You ever go to a quaint touristy area with a historic part of town?  Where you can take a cozy moonlight ride in a horse-drawn carriage?  They try to be authentic.  But they throw in a few modern conveniences.  Like a poop bag under the horse’s butt.  To keep the street clean of horse poop.  And free of flies that are attracted to the horse poop. 

In the good old days, the streets were full of horses.  Horse poop.  Horse urine.  And flies.  A lady in here finest Sunday-go-to-meeting dress dragged her dress through those streets.  And the filth in them.  And if she walked on the sidewalks she probably dragged that dress through human poop and urine.  From all those chamber pots poured out from the windows above.  And the flies were everywhere.

To Protect Children in Africa from DDT, We let them Die from Malaria

Then man had to come along and ruin everything.  They took a plow to paradise and built cities.  They paved the streets.  After installing storm drains first.  Little creeks and wetlands disappeared.  As did malaria.

Say what you will about the cities, but a concrete jungle does not breed mosquitoes.  You know what does?  Jungles.  Swamps.  Wetlands.  And you know what mosquitoes breed?  Malaria.  But thanks to America’s concrete jungles (a.k.a., the big cities), we don’t have a malaria problem.

You know who does?  Africa.  Big time.  Because they’re still very much that pristine paradise the environmentalists pine for.  And a mosquito breeding ground.  There’s wholesale dying there because of these little buggers.  And what are we doing about it?  We’re sending them mosquito netting to sleep under.

There was a time, though, when we held the mosquitoes at bay in Africa.  We saved lives with DDT.  By killing mosquitoes wholesale.  But Rachel Carson wrote a book called Silent Spring.  And it did to DDT what the movie The China Syndrome did to nuclear power.  Some countries still use it (India, China and North Korea, for example).  But kids continue to die in Africa from malaria because of the ban of that nasty chemical DDT.

Plastic, Chemicals, Internal Combustion Engines, Glass and Steel save Lives

But there are still some of us that want to get away from it all.  Who eschew this modern world.  They want to get back to a simpler time.  And some do.  In retirement.  Move out to the country.  Away from the big noisy cities.  And away from those big city hospitals.

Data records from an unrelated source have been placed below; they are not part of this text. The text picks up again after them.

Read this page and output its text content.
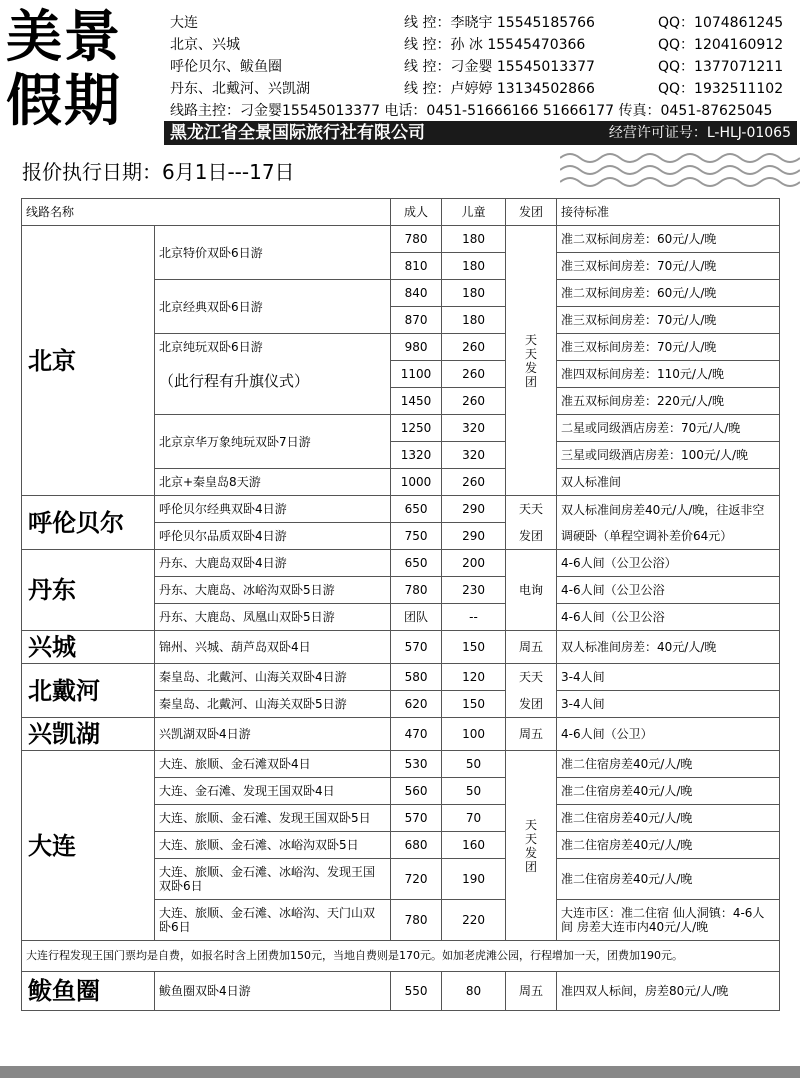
美景
假期
大连	线 控：李晓宇 15545185766	QQ：1074861245
北京、兴城	线 控：孙 冰 15545470366	QQ：1204160912
呼伦贝尔、鲅鱼圈	线 控：刁金婴 15545013377	QQ：1377071211
丹东、北戴河、兴凯湖	线 控：卢婷婷 13134502866	QQ：1932511102
线路主控：刁金婴15545013377 电话：0451-51666166 51666177 传真：0451-87625045
黑龙江省全景国际旅行社有限公司	经营许可证号：L-HLJ-01065
报价执行日期：6月1日---17日
线路名称		成人	儿童	发团	接待标准
北京	北京特价双卧6日游	780	180	天天发团	准二双标间房差：60元/人/晚
		810	180		准三双标间房差：70元/人/晚
	北京经典双卧6日游	840	180		准二双标间房差：60元/人/晚
		870	180		准三双标间房差：70元/人/晚

	北京纯玩双卧6日游
（此行程有升旗仪式）	980	260		准三双标间房差：70元/人/晚
		1100	260		准四双标间房差：110元/人/晚
		1450	260		准五双标间房差：220元/人/晚
	北京京华万象纯玩双卧7日游	1250	320		二星或同级酒店房差：70元/人/晚
		1320	320		三星或同级酒店房差：100元/人/晚
	北京+秦皇岛8天游	1000	260		双人标准间
呼伦贝尔	呼伦贝尔经典双卧4日游	650	290	天天	双人标准间房差40元/人/晚，往返非空调硬卧（单程空调补差价64元）
	呼伦贝尔品质双卧4日游	750	290	发团	
丹东	丹东、大鹿岛双卧4日游	650	200	电询	4-6人间（公卫公浴）
	丹东、大鹿岛、冰峪沟双卧5日游	780	230		4-6人间（公卫公浴
	丹东、大鹿岛、凤凰山双卧5日游	团队	--		4-6人间（公卫公浴
兴城	锦州、兴城、葫芦岛双卧4日	570	150	周五	双人标准间房差：40元/人/晚
北戴河	秦皇岛、北戴河、山海关双卧4日游	580	120	天天	3-4人间
	秦皇岛、北戴河、山海关双卧5日游	620	150	发团	3-4人间
兴凯湖	兴凯湖双卧4日游	470	100	周五	4-6人间（公卫）
大连	大连、旅顺、金石滩双卧4日	530	50	天天发团	准二住宿房差40元/人/晚
	大连、金石滩、发现王国双卧4日	560	50		准二住宿房差40元/人/晚
	大连、旅顺、金石滩、发现王国双卧5日	570	70		准二住宿房差40元/人/晚
	大连、旅顺、金石滩、冰峪沟双卧5日	680	160		准二住宿房差40元/人/晚
	大连、旅顺、金石滩、冰峪沟、发现王国双卧6日	720	190		准二住宿房差40元/人/晚
	大连、旅顺、金石滩、冰峪沟、天门山双卧6日	780	220		大连市区：准二住宿 仙人洞镇：4-6人间 房差大连市内40元/人/晚
大连行程发现王国门票均是自费，如报名时含上团费加150元，当地自费则是170元。如加老虎滩公园，行程增加一天，团费加190元。					
鲅鱼圈	鲅鱼圈双卧4日游	550	80	周五	准四双人标间，房差80元/人/晚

Not my dad, though.  Good for him, too.  For he had a couple of heart of attacks.  The paramedics were at the house in about 7 minutes.  They had him in the hospital emergency room about 20 minutes later.  They saved his life.  Twice.  With all those things of the modern world.  Plastic.  Chemicals.  The internal combustion engine.  And a glass and steel building in a concrete jungle.

George Washington lived in that environmental paradise some pine for.  He died in 1799.  From what started out as a sore throat.  Washington was the Father of our Country.  The truly indispensible one.  The most powerful man in America.  He could have been king.  It was there for the taking.  He was that loved.  But that didn’t matter in 1799.  In that quaint time, a sore throat could kill.

The Miserable Enjoy Smelling Ass and Armpit?

In our modern world, we use daily showers, deodorant, perfume, cologne and even bidets.  It has become a pleasant smelling world.  And anyone who has sat on a 14-hour flight in coach can really appreciate how nice that is.

I like my concrete jungle.  It’s nice to know that falling asleep with a body part outside a mosquito net won’t kill me.  And if I get sick, it’s comforting to know that I can receive emergency medical treatment within 7 minutes. 

I don’t think those who want to turn the hands of time back fully understand how disgusting and dangerous those times really were.  Or they’re just miserable and hate life.  And they can only find comfort in making everyone as miserable as they are.  Either that or they just enjoy smelling ass and armpit.